Earlier this month, Republican Sen. Marsha Blackburn sent a letter to FBI Director Christopher Wray claiming that ‘radical’ DEI practices had ‘endangered’ Americans following the New Year’s Day terrorist attack in New Orleans.

‘I am deeply concerned that—under your leadership—the Bureau has prioritized Diversity, Equity, and Inclusion (DEI) initiatives over its core mission of protecting the American people,’ Balckburn wrote in the Jan. 3 letter after referencing the attack. 

The FBI page on diversity and inclusion – that was still on its website as of Thursday – says the agency is ‘committed to cultivating a diverse and inclusive workforce. In 2015, the FBI added diversity as one of the organization’s core values.

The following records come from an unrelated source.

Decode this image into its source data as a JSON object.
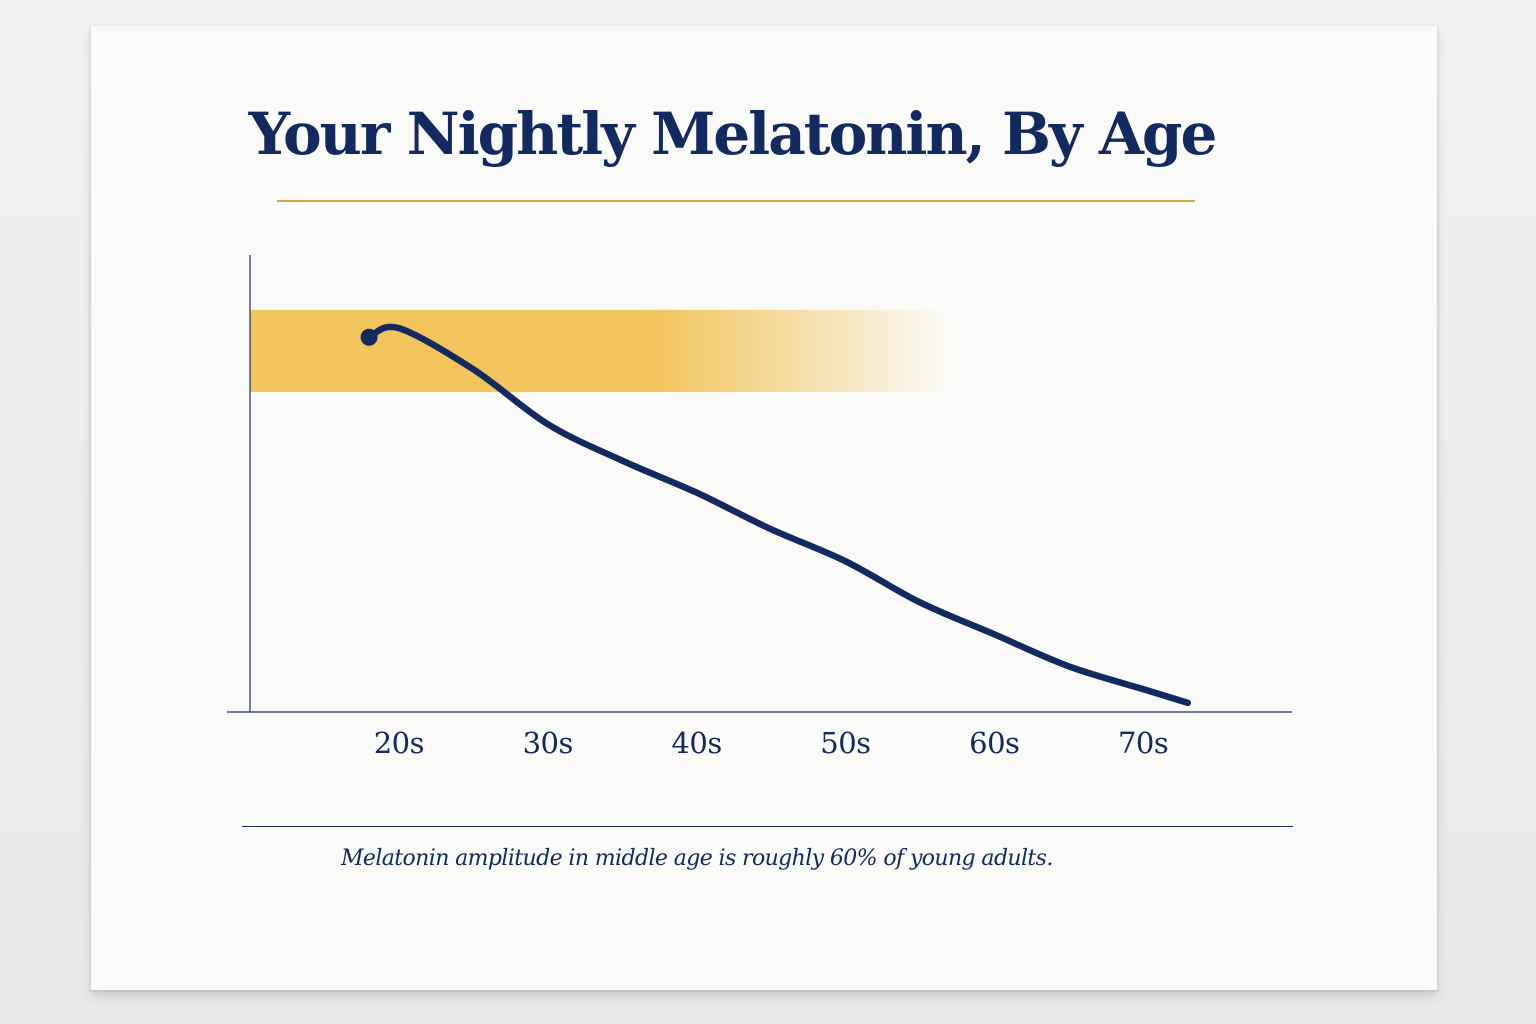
{
  "chart_data": {
    "type": "line",
    "title": "Your Nightly Melatonin, By Age",
    "xlabel": "",
    "ylabel": "",
    "categories": [
      "20s",
      "30s",
      "40s",
      "50s",
      "60s",
      "70s"
    ],
    "series": [
      {
        "x": [
          18,
          20,
          25,
          30,
          35,
          40,
          45,
          50,
          55,
          60,
          65,
          70,
          73
        ],
        "values": [
          82,
          84,
          75,
          63,
          55,
          48,
          40,
          33,
          24,
          17,
          10,
          5,
          2
        ]
      }
    ],
    "xlim": [
      10,
      80
    ],
    "ylim": [
      0,
      100
    ],
    "highlight_band": {
      "y": [
        70,
        88
      ],
      "x_end": 53,
      "color": "#f2c45c"
    },
    "grid": false,
    "legend": "none",
    "colors": {
      "line": "#132a61",
      "axis": "#1e2f66",
      "band": "#f2c45c",
      "accent_rule": "#d3a441"
    }
  },
  "caption": "Melatonin amplitude in middle age is roughly 60% of young adults."
}
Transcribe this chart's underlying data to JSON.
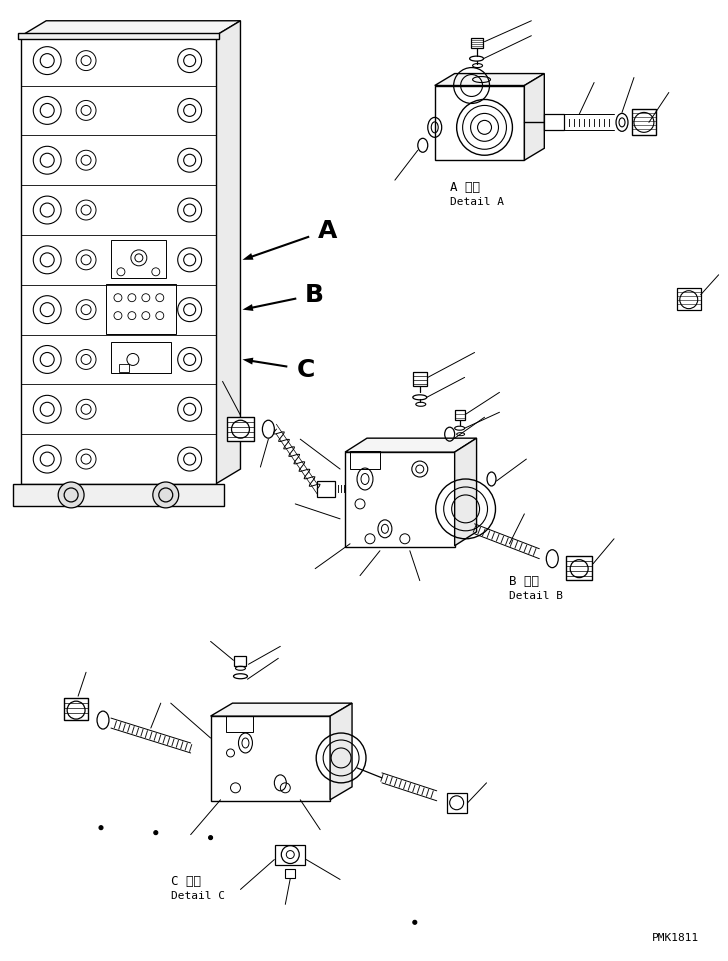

It continued: ‘We believe that differences in thought and belief, in race and religion, in orientation, and in ability contribute to more effective decision making, drive innovation, and enhance the employee experience. We know that a more diverse workforce allows us to connect with and maintain the trust of the American people. We also understand we have work to do. We stand committed, as today’s FBI, to fostering a culture of inclusivity and diversity.’ 

Former FBI special agent and Fox News contributor Nicole Parker told Fox News Digital: ‘I appreciate all forms of diversity. Make no mistake of that. What I do not appreciate is when there is a constant push for social justice weaponization at the FBI whose top priorities are to protect the American people and uphold the Constitution.’  

She added that FBI Director Christopher Wray has made it clear that threats across and against the nation are ‘at an all-time high. ‘Flashing red lights,’ as he has stated in congressional testimony. There is no time for clubs, groups, or social agendas that divert time, attention and resources away from the mission of the FBI to protect the American people.’

‘DEI is a dangerous distraction,’ she continued. ‘I have no issue in celebrating whatever you would like regarding your heritage or gender or religion. But that should be done on your own time and not with the U.S. taxpayers’ dollars while on official Bureau time.’

Parker added, ‘The FBI needs to focus on hiring the best and brightest based solely on meritocracy. Americans deserve the best. I have never been on an operation or heard of a civilian calling into the FBI and requesting an individual of a certain race or gender provide them with assistance in solving their problem or stopping a crime they’ve fallen victim to. Americans simply want to be safe.’ 

‘The FBI should be focused on being one in fighting crime, not various groups and divisions that divide,’ she said. 

Parker also noted that there are numerous other groups within the FBI aside from the DEI office, including the American Indian and Alaska Native Advisory Committee, Asian Pacific American Advisory Committee, Black Affairs Diversity Committee, Bureau Equality, Hispanic Advisory Board, Near and Middle East Advisory Committee, Persons with Disabilities Advisory Committee, Veterans Affairs Advisory Committee, and the Women’s Advisory Committee. 

She said the bureau also has numerous resource groups, including Blacks in Government, FBI African American Millennials, FBI Family, FBI Jewish Americans, FBI Latinos for Empowerment Advancement and Development, FBI Pride, Federal Asian Pacific American Counsel, Federally Employed Women, From Boots to Suits and the Toastmasters Club. 

Wray announced in December that he planned to resign with nearly three years left in his term, citing Trump’s desire for a change in leadership at the agency. 

This is President Biden’s last week in office. President-elect Trump will take office on Monday. 

The FBI’s Office of Diversity and Inclusion was created in 2012 during the Obama administration with its goal to provide ‘guidance and implement programs that promote a diverse and inclusive workplace that allows all employees to succeed and advance.’